In his annual address, the president doubled down on his negotiating strategy with Iran by issuing one of the strongest threats a president can make to members of Congress: the threat of a veto. “The sanctions that we put in place helped make this opportunity possible,” Obama said, referring to the perceived chance to arrive at a deal with Iran after years of deadlock. “But let me be clear. If this Congress sends me a new sanctions bill now that threatens to derail these talks, I will veto it. For the sake of our national security, we must give diplomacy a chance to succeed.”

This has been Obama’s position throughout his presidency. Enacting sanctions when they have finally brought Iran to the negotiating table would be a dangerously foolish act, he believes, akin to diplomatic sabotage.

Indeed, as Iranian negotiators have promised, the passing of additional restrictions on their economy would be reason for them to pull out of the talks.

More sanctions now could also jeopardize America’s credibility in the eyes of the international community as the world wonders whether the United States truly want to arrive at a resolution of the conflict. The five permanent members of the United Nations Security Council plus Germany who are negotiating with Iran have promised not to level new sanctions against it while the talks are in process. Passage of the sanctions bill would be in direct violation of that agreement.

Before Obama’s State of the Union, members of Congress brushed that argument aside, claiming Iran could not be trusted to live up to its agreements either. The threat of a veto appears to have changed at least some lawmakers’ calculus.

If senators from the president’s own party a few weeks ago were willing to buck the administration on its signature foreign policy achievement of the last year, some of them no longer appear to be sticking to that position. Several Democrats who co-sponsored the Iran Nuclear Free Act are backtracking from their initial support and heeding Obama’s call for a delay as negotiations press forward.
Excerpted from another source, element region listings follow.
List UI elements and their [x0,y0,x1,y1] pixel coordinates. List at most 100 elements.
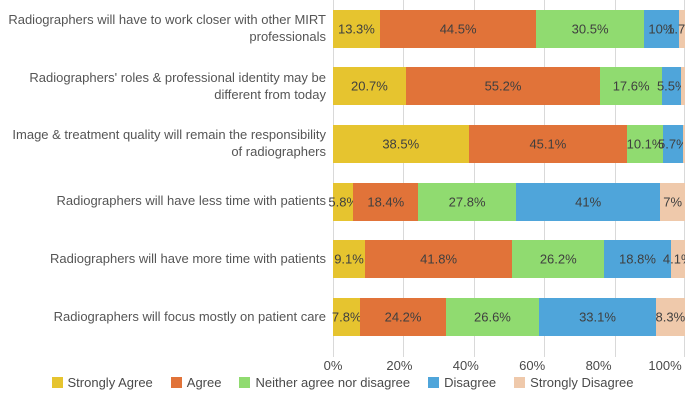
bar-segment-strongly-disagree: 7% [660,182,685,221]
data-label: 10% [648,21,675,37]
category-label: Radiographers will have more time with p… [49,251,326,267]
data-label: 41.8% [420,251,458,267]
bar-segment-strongly-disagree: 4.1% [663,240,685,279]
bar-segment-disagree: 5.5% [657,67,685,106]
legend-swatch-icon [170,377,182,388]
bar-segment-agree: 55.2% [405,67,601,106]
axis-tick [403,346,405,357]
data-label: 17.6% [612,78,650,94]
data-label: 10.1% [626,136,664,152]
legend-item: Strongly Disagree [514,375,634,390]
bar-segment-strongly-agree: 13.3% [333,9,380,48]
gridline [614,0,616,346]
data-label: 26.6% [474,309,511,325]
x-axis: 0% 20% 40% 60% 80% 100% [324,346,682,374]
bar-segment-strongly-disagree: 1.7% [667,9,685,48]
bar-segment-strongly-agree: 9.1% [333,240,366,279]
data-label: 5.7% [658,136,685,152]
data-label: 26.2% [539,251,577,267]
bar-segment-strongly-disagree [681,67,685,106]
data-label: 9.1% [334,251,364,267]
bar-row: 38.5% 45.1% 10.1% 5.7% [333,125,685,164]
data-label: 27.8% [448,194,486,210]
bar-segment-strongly-agree: 7.8% [331,298,362,337]
legend-item: Agree [170,375,222,390]
category-label: Radiographers will have less time with p… [56,193,326,209]
x-axis-tick-label: 20% [386,358,413,373]
bar-segment-neither-agree-nor-disagree: 26.6% [445,298,540,337]
category-label: Radiographers' roles & professional iden… [29,69,326,102]
bar-segment-neither-agree-nor-disagree: 27.8% [418,182,517,221]
legend-item: Strongly Agree [51,375,153,390]
plot-area: 13.3% 44.5% 30.5% 10%1.7% 20.7% 55.2% 17.6% 5.5… [328,0,685,357]
bar-segment-neither-agree-nor-disagree: 10.1% [626,125,664,164]
category-label: Radiographers will have to work closer w… [8,11,326,44]
data-label: 18.8% [619,251,656,267]
category-label: Radiographers will focus mostly on patie… [53,308,326,324]
gridline [544,0,546,346]
axis-tick [333,346,334,357]
bar-segment-strongly-agree: 5.8% [328,182,358,221]
data-label: 55.2% [484,78,522,94]
bar-row: 5.8% 18.4% 27.8% 41% 7% [328,182,685,221]
bar-segment-agree: 24.2% [360,298,446,337]
bar-segment-disagree: 10% [643,9,679,48]
x-axis-tick-label: 100% [648,358,682,373]
data-label: 45.1% [529,136,567,152]
bar-segment-neither-agree-nor-disagree: 26.2% [512,240,605,279]
data-label: 38.5% [382,136,420,152]
bar-segment-strongly-agree: 20.7% [333,67,406,106]
data-label: 44.5% [439,21,477,37]
legend-label: Disagree [444,375,497,390]
data-label: 30.5% [571,21,609,37]
legend-swatch-icon [428,377,440,388]
legend-swatch-icon [239,377,251,388]
legend-label: Strongly Agree [67,375,153,390]
data-label: 7% [663,194,683,210]
x-axis-tick-label: 40% [452,358,479,373]
bar-segment-strongly-disagree [682,125,685,164]
x-axis-tick-label: 60% [519,358,546,373]
gridline [403,0,405,346]
data-label: 8.3% [655,309,685,325]
x-axis-tick-label: 0% [323,358,343,373]
bar-segment-strongly-agree: 38.5% [333,125,469,164]
bar-segment-strongly-disagree: 8.3% [655,298,685,337]
bar-segment-neither-agree-nor-disagree: 17.6% [600,67,663,106]
data-label: 13.3% [337,21,375,37]
bar-series-container: 13.3% 44.5% 30.5% 10%1.7% 20.7% 55.2% 17.6% 5.5… [328,0,685,346]
bar-segment-neither-agree-nor-disagree: 30.5% [536,9,644,48]
legend: Strongly Agree Agree Neither agree nor dis… [0,375,685,390]
data-label: 24.2% [384,309,422,325]
bar-row: 9.1% 41.8% 26.2% 18.8% 4.1% [333,240,685,279]
bar-segment-agree: 45.1% [468,125,628,164]
legend-swatch-icon [514,377,526,388]
bar-segment-agree: 41.8% [365,240,513,279]
axis-tick [473,346,475,357]
axis-tick [544,346,546,357]
data-label: 41% [575,194,602,210]
data-label: 33.1% [579,309,616,325]
axis-tick [614,346,616,357]
chart-body: Radiographers will have to work closer w… [0,0,685,357]
bar-row: 20.7% 55.2% 17.6% 5.5% [333,67,685,106]
legend-label: Neither agree nor disagree [255,375,411,390]
category-axis-labels: Radiographers will have to work closer w… [0,0,333,346]
bar-segment-disagree: 33.1% [539,298,656,337]
legend-label: Strongly Disagree [530,375,634,390]
legend-item: Disagree [428,375,496,390]
category-label: Image & treatment quality will remain th… [12,127,326,160]
gridline [333,0,334,346]
data-label: 20.7% [350,78,388,94]
x-axis-tick-label: 80% [585,358,612,373]
bar-segment-agree: 44.5% [379,9,537,48]
bar-row: 13.3% 44.5% 30.5% 10%1.7% [333,9,685,48]
data-label: 18.4% [367,194,405,210]
legend-item: Neither agree nor disagree [239,375,410,390]
gridline [473,0,475,346]
data-label: 7.8% [331,309,362,325]
bar-row: 7.8% 24.2% 26.6% 33.1% 8.3% [331,298,685,337]
legend-label: Agree [186,375,222,390]
bar-segment-disagree: 5.7% [658,125,685,164]
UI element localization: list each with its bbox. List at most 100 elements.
“We want to give the administration the time it needs to negotiate,” Colorado’s senator Michael Bennet told The Huffington Post. “I’ve always been comfortable with the fact that our first preference is a negotiated agreement,” said Ben Cardin, the senator from Maryland. West Virginia’s Joe Manchin, a conservative Democrat, told MSNBC, “I did not sign [the sanctions bill] with the intention that it would ever be voted upon or used upon while we were negotiating.”

Persuading the Iranians to arrive at a long-term agreement that would roll back their nuclear program is, in the president’s words, a “fifty-fifty” proposition. But with his ultimatum in front of the Congress, it looks as if he bought himself more time to beat those odds.